Les interrogations, remarques, partages d’expériences fusent. Chat GPT s’immisce même dans le débat : un jeune interne, admettant ne pas se reconnaître dans la qualification de “généraliste” ou “médecin traitant”, l’a sollicité. L’IA suggère “médecin de proximité” – la proposition fait sourire. L’anecdote illustre surtout l’une des dimensions centrales de l’échange : l’identité des médecins généralistes. D’abord au sein même de leurs rangs, à l’heure des plateformes de téléconsultation et centres de soins non programmés. “On appelle médecins généralistes ceux qui sont traitants, suivent des patients dans la durée, et en même temps tous les autres. Ça me met mal à l’aise. Il y a une perte de sens”, souffle une participante. Le référentiel pourra permettre de clarifier ce point, souligne-t-on. “Il est là pour valoriser ce qu’on veut mettre en avant dans notre métier : il y a beaucoup de discussions sur le terme de “traitant”, il faudra aussi s’intéresser à la partie “non traitante”", convient plus tard le président du CMG.
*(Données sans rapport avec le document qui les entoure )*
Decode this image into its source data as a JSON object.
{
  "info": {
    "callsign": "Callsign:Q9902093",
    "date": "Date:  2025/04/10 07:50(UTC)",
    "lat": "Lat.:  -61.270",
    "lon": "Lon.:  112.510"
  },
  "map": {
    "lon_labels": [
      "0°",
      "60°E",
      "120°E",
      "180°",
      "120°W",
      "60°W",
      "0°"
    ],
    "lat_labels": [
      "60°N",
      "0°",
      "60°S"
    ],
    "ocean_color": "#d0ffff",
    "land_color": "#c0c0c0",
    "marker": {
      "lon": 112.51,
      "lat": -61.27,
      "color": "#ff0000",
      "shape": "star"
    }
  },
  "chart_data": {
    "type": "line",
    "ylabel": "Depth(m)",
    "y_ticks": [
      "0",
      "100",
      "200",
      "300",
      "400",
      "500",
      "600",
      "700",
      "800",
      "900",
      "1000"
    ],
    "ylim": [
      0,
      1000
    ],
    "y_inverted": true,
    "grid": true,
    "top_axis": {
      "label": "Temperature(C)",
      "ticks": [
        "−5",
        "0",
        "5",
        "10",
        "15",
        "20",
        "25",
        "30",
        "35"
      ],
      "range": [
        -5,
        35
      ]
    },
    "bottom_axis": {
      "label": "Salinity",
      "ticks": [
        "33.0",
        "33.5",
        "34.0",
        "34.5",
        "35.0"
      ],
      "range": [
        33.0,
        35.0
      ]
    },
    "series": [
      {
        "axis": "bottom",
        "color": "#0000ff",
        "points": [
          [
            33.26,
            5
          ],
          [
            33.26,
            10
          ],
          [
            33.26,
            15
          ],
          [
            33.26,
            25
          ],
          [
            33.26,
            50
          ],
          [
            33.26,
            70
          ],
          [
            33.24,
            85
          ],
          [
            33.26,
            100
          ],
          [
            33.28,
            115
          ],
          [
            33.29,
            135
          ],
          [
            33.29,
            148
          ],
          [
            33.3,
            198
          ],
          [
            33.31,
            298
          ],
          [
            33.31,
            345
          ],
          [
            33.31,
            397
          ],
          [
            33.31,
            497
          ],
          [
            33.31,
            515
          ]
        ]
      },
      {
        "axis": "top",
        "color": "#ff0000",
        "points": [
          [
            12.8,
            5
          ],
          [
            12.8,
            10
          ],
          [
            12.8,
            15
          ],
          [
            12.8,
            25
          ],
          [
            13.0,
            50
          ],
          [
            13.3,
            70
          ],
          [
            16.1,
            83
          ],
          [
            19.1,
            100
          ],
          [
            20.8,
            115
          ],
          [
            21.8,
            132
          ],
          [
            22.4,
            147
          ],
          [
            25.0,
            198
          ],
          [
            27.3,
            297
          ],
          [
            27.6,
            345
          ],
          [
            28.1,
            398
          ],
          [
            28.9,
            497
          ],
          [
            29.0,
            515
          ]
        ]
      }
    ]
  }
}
D’autant que les réflexions autour de la conception de ce nouveau référentiel comportent une autre question, bien vaste : comment répondre à des besoins de santé en hausse, avec une démographie médicale en baisse ? “Ce que nous savons - et ce qui est souvent oublié - c’est que malgré les difficultés démographiques, l’activité des médecins généralistes reste très soutenue”, insiste Jacques Battistoni. L’un des travaux pour l’élaboration du référentiel sera d’ailleurs de rassembler précisément les données de cette activité. Une autre tâche sera de “lister” les “services” que les généralistes rendent sur leur territoire. L’idée en fait d’ailleurs tiquer plus d’un dans le public : “Je ne rends pas un service, je soigne!” lance un médecin lillois. D'autres arguent que leur activité quotidienne dépasse le cadre d’une simple liste de tâches à cocher.
"Les généralistes n’ont pas le monopole du premier recours"
“Notre écosystème évolue, de nouvelles identités professionnelles émergent : il est important pour nous de définir qui fait quoi, comment travailler ensemble, pour que ce soit plus clair. Pour nous-mêmes et les autres”, résume la Dre Racha Onaisi, autre intervenante du CGM. Car les réflexions s’attachent aussi à définir le généraliste par rapport aux autres soignants. “Il y a un manque de cadres qui a pu crisper, en particulier avec la loi Rist”, admet le Dr Yoan Saynac, modérateur de l’atelier. Les généralistes n’ont pas le monopole du premier recours, nous devons réfléchir à une organisation pour fonctionner les uns avec les autres.” Autant de questions et réflexions soulevées que les professionnels chargés de l’élaboration du référentiel assurent boucler rapidement. “Ça fait des années qu’on en parle, qu’on ne le fait pas, alors on va le faire vite”, affirme Jacques Battistoni. Il promet un “A3 recto/verso” pour “l’année prochaine”. Et ce, après tout un travail de recherches documentaires, concertations entre généralistes, autres professionnels et associations de patients.
“Nous devons faire comprendre à nos tutelles qu’investir sur la médecine générale c’est gagner de l’argent ! insiste depuis le public l'actuelle présidente de MG France, la Dre Agnès Giannotti. Il nous faut un argumentaire en main pour nous aider à construire un système avec les autres professionnels de santé, mais à l’opposé d’une dérégulation qui n’offre que des réponses de courte durée et de mauvaise qualité.” Rendez-vous est donné dans un an, avec la présentation des résultats, pour savoir si toutes les attentes seront comblées.